RCAHMS 1946, visited 4 August 1931.

Excavation (July 1949)

A previously indeterminate site at SAE BRECH, ESHANESS, was identified as a broch with a defensive rampart and probable outer ditch. The diameter of the tower is about 56 feet over walls 15 feet in thickness. The wall of the rampart measured 11 feet thick and was built of a sandy core contained within a stone revetting wall on each face. At parts diametrically opposite in the broch walling two cells were cleared of debris and silt. From the southmost one much pottery was recovered from a deep layer of peat ash on the floor. The relics consisted of pottery, rude stone implements, pumice stone, a whorl and some bones.

DES 1949, 12

Publication Account (2002)

HU27 3 SAE BRECK (‘Saebrig’)

HU/211781 (visited 4/6/63)

A partially excavated, probable solid-based broch in Northmaven, on the summit of a high but shallowly sloping hill next the sea (Ill. 4.24). This site was thought to be a cairn by the Commission's investigators [2] but was identified as a broch in 1949 during two days excavation by C. S. T. Calder [3]. A watchtower had been built exactly on top of the main structure and the foundations for this prevented any examination of the interior.

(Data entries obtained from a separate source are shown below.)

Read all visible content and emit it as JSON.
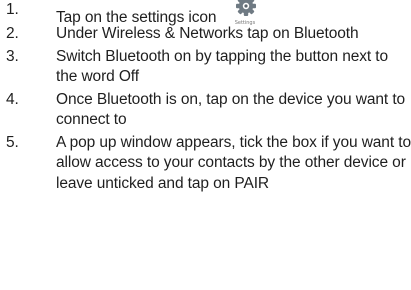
{
  "steps": [
    {
      "number": "1.",
      "text": "Tap on the settings icon"
    },
    {
      "number": "2.",
      "text": "Under Wireless & Networks tap on Bluetooth"
    },
    {
      "number": "3.",
      "text": "Switch Bluetooth on by tapping the button next to the word Off"
    },
    {
      "number": "4.",
      "text": "Once Bluetooth is on, tap on the device you want to connect to"
    },
    {
      "number": "5.",
      "text": "A pop up window appears, tick the box if you want to allow access to your contacts by the other device or leave unticked and tap on PAIR"
    }
  ],
  "settings_icon": {
    "name": "settings-gear-icon",
    "caption": "Settings"
  }
}
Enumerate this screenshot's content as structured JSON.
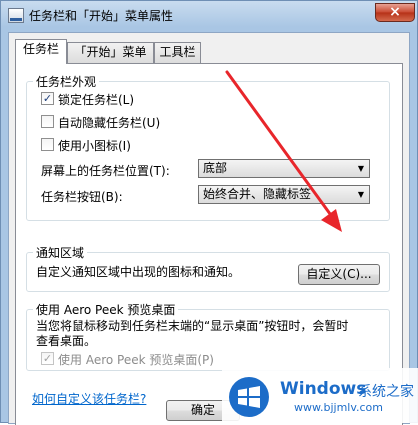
{
  "window": {
    "title": "任务栏和「开始」菜单属性",
    "close_symbol": "×"
  },
  "tabs": [
    {
      "label": "任务栏",
      "active": true
    },
    {
      "label": "「开始」菜单",
      "active": false
    },
    {
      "label": "工具栏",
      "active": false
    }
  ],
  "appearance": {
    "group_label": "任务栏外观",
    "checkboxes": [
      {
        "label": "锁定任务栏(L)",
        "checked": true,
        "mark": "✓"
      },
      {
        "label": "自动隐藏任务栏(U)",
        "checked": false,
        "mark": ""
      },
      {
        "label": "使用小图标(I)",
        "checked": false,
        "mark": ""
      }
    ],
    "location_label": "屏幕上的任务栏位置(T):",
    "location_value": "底部",
    "buttons_label": "任务栏按钮(B):",
    "buttons_value": "始终合并、隐藏标签"
  },
  "notification": {
    "group_label": "通知区域",
    "description": "自定义通知区域中出现的图标和通知。",
    "customize_button": "自定义(C)..."
  },
  "aero_peek": {
    "group_label": "使用 Aero Peek 预览桌面",
    "description_line1": "当您将鼠标移动到任务栏末端的“显示桌面”按钮时，会暂时",
    "description_line2": "查看桌面。",
    "checkbox_label": "使用 Aero Peek 预览桌面(P)",
    "checkbox_checked": true,
    "checkbox_mark": "✓",
    "checkbox_enabled": false
  },
  "help_link": "如何自定义该任务栏?",
  "footer": {
    "ok_button": "确定"
  },
  "annotation": {
    "color": "#e8262b"
  },
  "watermark": {
    "brand": "Windows",
    "brand_cn": "系统之家",
    "url": "www.bjjmlv.com"
  }
}
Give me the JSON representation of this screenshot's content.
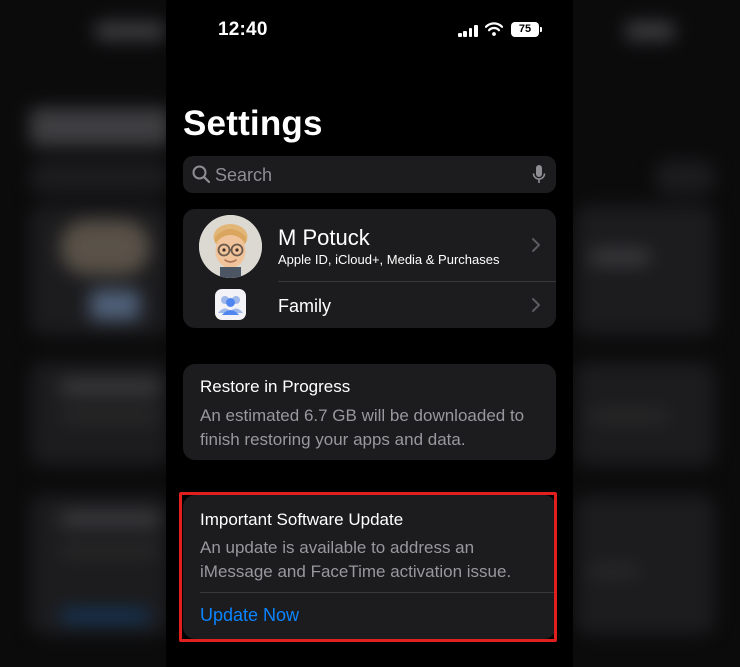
{
  "status_bar": {
    "time": "12:40",
    "battery": "75"
  },
  "page": {
    "title": "Settings"
  },
  "search": {
    "placeholder": "Search"
  },
  "account": {
    "name": "M Potuck",
    "subtitle": "Apple ID, iCloud+, Media & Purchases",
    "family_label": "Family"
  },
  "restore": {
    "title": "Restore in Progress",
    "body": "An estimated 6.7 GB will be downloaded to finish restoring your apps and data."
  },
  "update": {
    "title": "Important Software Update",
    "body": "An update is available to address an iMessage and FaceTime activation issue.",
    "action": "Update Now"
  },
  "colors": {
    "accent": "#0a84ff",
    "highlight": "#e0201f",
    "card": "#1c1c1e",
    "secondary_text": "#98989d"
  }
}
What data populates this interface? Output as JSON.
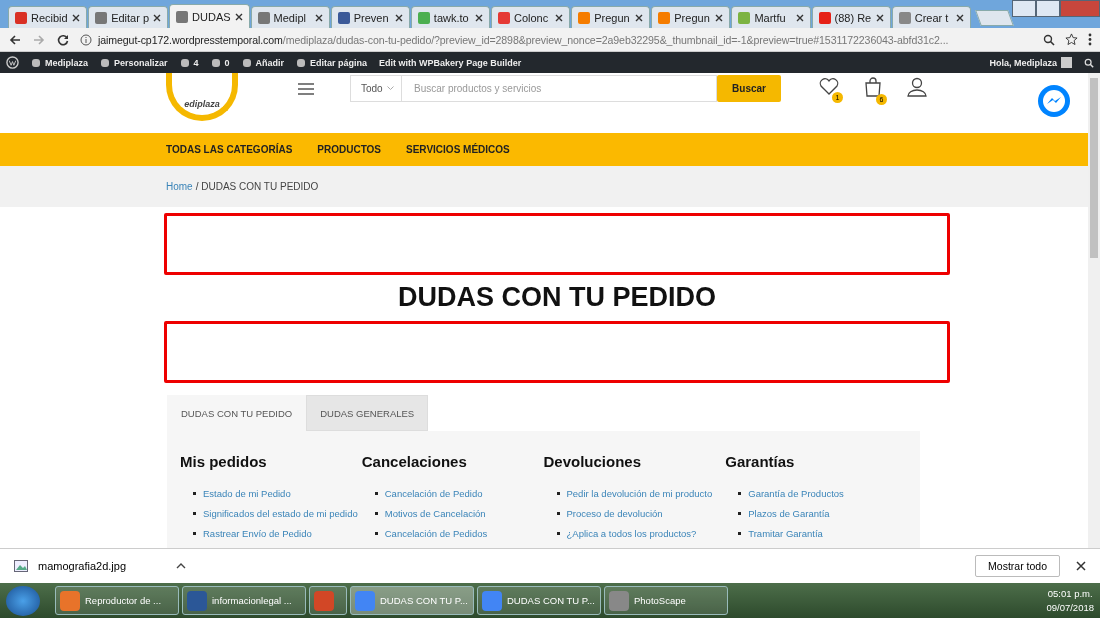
{
  "browser_tabs": [
    {
      "title": "Recibid",
      "selected": false,
      "color": "#d93025"
    },
    {
      "title": "Editar p",
      "selected": false,
      "color": "#777777"
    },
    {
      "title": "DUDAS",
      "selected": true,
      "color": "#777777"
    },
    {
      "title": "Medipl",
      "selected": false,
      "color": "#777777"
    },
    {
      "title": "Preven",
      "selected": false,
      "color": "#3b5998"
    },
    {
      "title": "tawk.to",
      "selected": false,
      "color": "#4caf50"
    },
    {
      "title": "Colonc",
      "selected": false,
      "color": "#e53935"
    },
    {
      "title": "Pregun",
      "selected": false,
      "color": "#f57c00"
    },
    {
      "title": "Pregun",
      "selected": false,
      "color": "#f57c00"
    },
    {
      "title": "Martfu",
      "selected": false,
      "color": "#7cb342"
    },
    {
      "title": "(88) Re",
      "selected": false,
      "color": "#e62117"
    },
    {
      "title": "Crear t",
      "selected": false,
      "color": "#888888"
    }
  ],
  "address": {
    "host": "jaimegut-cp172.wordpresstemporal.com",
    "path": "/mediplaza/dudas-con-tu-pedido/?preview_id=2898&preview_nonce=2a9eb32295&_thumbnail_id=-1&preview=true#1531172236043-abfd31c2..."
  },
  "admin_bar": {
    "items": [
      {
        "kind": "site",
        "label": "Mediplaza"
      },
      {
        "kind": "customize",
        "label": "Personalizar"
      },
      {
        "kind": "updates",
        "label": "4"
      },
      {
        "kind": "comments",
        "label": "0"
      },
      {
        "kind": "add",
        "label": "Añadir"
      },
      {
        "kind": "edit",
        "label": "Editar página"
      },
      {
        "kind": "builder",
        "label": "Edit with WPBakery Page Builder"
      }
    ],
    "greeting": "Hola, Mediplaza"
  },
  "header": {
    "logo_text": "ediplaza",
    "category": "Todo",
    "search_placeholder": "Buscar productos y servicios",
    "search_button": "Buscar",
    "wishlist_count": "1",
    "cart_count": "6"
  },
  "nav": [
    "TODAS LAS CATEGORÍAS",
    "PRODUCTOS",
    "SERVICIOS MÉDICOS"
  ],
  "breadcrumb": {
    "home": "Home",
    "current": "/ DUDAS CON TU PEDIDO"
  },
  "page_title": "DUDAS CON TU PEDIDO",
  "content_tabs": [
    {
      "label": "DUDAS CON TU PEDIDO",
      "selected": true
    },
    {
      "label": "DUDAS GENERALES",
      "selected": false
    }
  ],
  "columns": [
    {
      "heading": "Mis pedidos",
      "links": [
        "Estado de mi Pedido",
        "Significados del estado de mi pedido",
        "Rastrear Envío de Pedido"
      ]
    },
    {
      "heading": "Cancelaciones",
      "links": [
        "Cancelación de Pedido",
        "Motivos de Cancelación",
        "Cancelación de Pedidos"
      ]
    },
    {
      "heading": "Devoluciones",
      "links": [
        "Pedir la devolución de mi producto",
        "Proceso de devolución",
        "¿Aplica a todos los productos?"
      ]
    },
    {
      "heading": "Garantías",
      "links": [
        "Garantía de Productos",
        "Plazos de Garantía",
        "Tramitar Garantía"
      ]
    }
  ],
  "download_bar": {
    "file": "mamografia2d.jpg",
    "show_all": "Mostrar todo"
  },
  "taskbar": {
    "items": [
      {
        "kind": "media",
        "label": "Reproductor de ...",
        "selected": false
      },
      {
        "kind": "word",
        "label": "informacionlegal ...",
        "selected": false
      },
      {
        "kind": "ppt",
        "selected": false
      },
      {
        "kind": "chrome",
        "label": "DUDAS CON TU P...",
        "selected": true
      },
      {
        "kind": "chrome",
        "label": "DUDAS CON TU P...",
        "selected": false
      },
      {
        "kind": "photoscape",
        "label": "PhotoScape",
        "selected": false
      }
    ],
    "time": "05:01 p.m.",
    "date": "09/07/2018"
  }
}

However two opposing sections of the main wall were uncovered, on the north and south sides, and in each was a mural cell of the usual sort found in solid-based brochs. Each was a curved, parallel-sided structure with a door to the interior nearer one end than the other; the sill of the door of each was well above its floor and presumably above the floor of the central court.

In the case of Cell A on the south the sill was 2 ft. 4 ins. high, and 4 ft. in the case of Cell B. Both sections of wall exposed were still standing about 5 ft. high and most of the corbelled domes of the cells had disappeared. The north cell was empty but the one on the south was found to have a clay floor covered by an irregular layer of peat ash up to 8 ins. thick. In the ash were some limpet shells and many potsherds. The latter were diagnosed by J R C Hamilton as a mixture of the Class I and II wares then being found at Jarlshof (HU30 1); they were fragments of tall, situlate jars with slightly everted rims and made of hard, gritty dark grey or buff-brown ware. [3, fig. 3]. Some of the sherds appear to be of true everted rim ware [3, no. GA 1206].

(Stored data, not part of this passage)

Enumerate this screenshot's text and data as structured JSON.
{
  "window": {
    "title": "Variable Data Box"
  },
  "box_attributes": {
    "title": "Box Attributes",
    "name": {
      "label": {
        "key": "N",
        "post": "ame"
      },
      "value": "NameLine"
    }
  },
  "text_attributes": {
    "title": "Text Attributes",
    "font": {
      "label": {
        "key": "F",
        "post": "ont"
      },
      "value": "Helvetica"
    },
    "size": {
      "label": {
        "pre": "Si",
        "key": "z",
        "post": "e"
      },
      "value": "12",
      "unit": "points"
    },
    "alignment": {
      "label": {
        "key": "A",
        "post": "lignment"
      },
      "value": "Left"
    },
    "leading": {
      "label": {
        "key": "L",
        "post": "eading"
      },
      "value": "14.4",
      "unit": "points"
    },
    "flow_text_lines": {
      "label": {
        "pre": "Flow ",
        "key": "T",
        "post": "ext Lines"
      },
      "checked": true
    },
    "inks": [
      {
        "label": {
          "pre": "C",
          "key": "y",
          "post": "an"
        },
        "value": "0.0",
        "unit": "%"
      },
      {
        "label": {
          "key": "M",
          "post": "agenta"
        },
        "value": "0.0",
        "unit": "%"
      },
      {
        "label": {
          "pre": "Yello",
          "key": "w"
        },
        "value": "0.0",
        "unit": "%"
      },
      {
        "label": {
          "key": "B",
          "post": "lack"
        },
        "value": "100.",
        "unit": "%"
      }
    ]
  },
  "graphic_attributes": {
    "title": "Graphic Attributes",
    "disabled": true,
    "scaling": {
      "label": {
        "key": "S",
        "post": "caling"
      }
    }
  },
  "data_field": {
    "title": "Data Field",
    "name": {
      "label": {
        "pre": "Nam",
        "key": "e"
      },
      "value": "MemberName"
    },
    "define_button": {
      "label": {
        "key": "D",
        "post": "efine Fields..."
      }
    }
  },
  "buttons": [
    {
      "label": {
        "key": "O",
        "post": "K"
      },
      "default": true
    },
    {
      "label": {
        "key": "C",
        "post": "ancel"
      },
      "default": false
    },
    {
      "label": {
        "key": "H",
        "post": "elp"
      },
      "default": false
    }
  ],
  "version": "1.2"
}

An outer wall was traced around the broch at various distances from it; 15 ft. on the north, 20 ft. on the west, 48 ft. on the south and 30 ft. on the east. The masonry faces of this outer wall were traced on the north-east for a short distance and the outer face on the SW for a few feet.

Dimensions: overall diameter 55 ft.; the two sections of the wall exposed were 15.5 ft. thick, so the internal diameter is about 26 ft.; the walls proportion is therefore about 52.7%. The remains are now hidden by turf.